Милиция явилась неожиданно быстро. Правда… не та, какую мы ожидали. Я стояла на лестничной клетке, а Голокопытенко по моей просьбе вворачивал лампочку, чтобы лучше осмотреть место убийства, и тут послышались голоса и неторопливые шаги — при свете загоревшейся лампочки нам явились двое. Это были старший лейтенант с красной наглой мордой и старшина, морда которого была краснее и наглее физии старлея примерно настолько же, насколько меньше было его звание.
— Нар-рушаем? — рявкнул последний на Голокопытенко, который стоял на табуретке, расставив в стороны руки с зажатой в одной из них вытащенной им из патрона перегоревшей лампочкой. — Лампочки выкручиваем? Вот тут вызов поступил, что хулиганят. Кто-то орал на весь подъезд, вот и вызвали. В этом подъезде торгуют самогоном.
— Вы кричали, Володя? — повернулась я к Голокопытенко.
Тот пожал плечами и ответил:
— Ну, когда драпал от стрелявшего, то, наверное…
— Все понятно, — подвела итог я.
Все действительно стало понятно. Кто-то из жильцов, потревоженный воплями Голокопытенко, вызвал милицию, думая, что буянят алкаши, отоварившиеся по здешнему адресу живительным самогоном.

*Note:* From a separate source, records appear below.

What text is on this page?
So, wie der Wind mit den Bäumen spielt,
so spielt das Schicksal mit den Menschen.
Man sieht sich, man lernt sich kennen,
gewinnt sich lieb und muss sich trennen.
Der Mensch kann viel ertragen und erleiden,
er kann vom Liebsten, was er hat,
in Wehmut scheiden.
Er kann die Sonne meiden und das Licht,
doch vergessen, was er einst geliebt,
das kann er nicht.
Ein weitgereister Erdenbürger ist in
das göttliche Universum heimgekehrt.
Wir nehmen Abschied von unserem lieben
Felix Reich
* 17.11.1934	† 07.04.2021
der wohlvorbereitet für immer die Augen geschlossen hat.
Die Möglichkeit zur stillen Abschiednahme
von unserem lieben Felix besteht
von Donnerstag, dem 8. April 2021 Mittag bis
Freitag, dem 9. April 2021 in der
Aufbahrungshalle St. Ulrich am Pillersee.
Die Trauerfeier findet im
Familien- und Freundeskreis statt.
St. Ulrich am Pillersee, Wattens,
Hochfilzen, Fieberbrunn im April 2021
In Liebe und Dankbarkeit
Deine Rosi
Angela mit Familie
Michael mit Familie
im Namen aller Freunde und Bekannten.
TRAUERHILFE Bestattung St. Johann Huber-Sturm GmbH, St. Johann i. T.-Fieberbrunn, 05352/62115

— Ты, что ли, вызывал, етишкин кот? — спросил старлей у Голокопытенко.
— Вообще-то мы с вами на брудершафт не пили, — ответил Голокопытенко, раздраженно шевеля бровями, — так что не надо мне тыкать. А милицию действительно вызывал я. Но не вас. По-моему, убийства — не в сфере деятельности патрульно-постовой службы.
— Да ты че, мужик? А ну-ка, Колян, бери его, — кивнул старлей своему напарнику. — Я сейчас сообщу куда надо, что тут пьяный и оскорбля-ет… милицию при исполнении.
— Спокойно, — сказала я. — Насчет пьяного я бы, пожалуй, поспорила, кто именно здесь пьяный, а вот что оскорбляют… Вы прежде разберитесь, лихие хлопцы, а потом картофельную шелуху на уши цепляйте.
— Я сотрудник уголовного розыска, — сказал Голокопытенко, шаря по карманам в поисках удостоверения. Видно, в пылу побега и последующего возвращения «со щитом», запамятовал, где именно у него обычно лежат корочки.
— Ага, сотрудник, — отозвался наглый старшина, — а я папа римский. Давай, лепи. Веди себя прилично, дятел, а то пятнадцать суток впарю!
— Да что же это такое? — произнесла я, еще до конца не уразумевая всей гнусности поведения приехавших «стражей порядка». — Тут человека убили, а вы нам лекции по культуре поведения вставляете!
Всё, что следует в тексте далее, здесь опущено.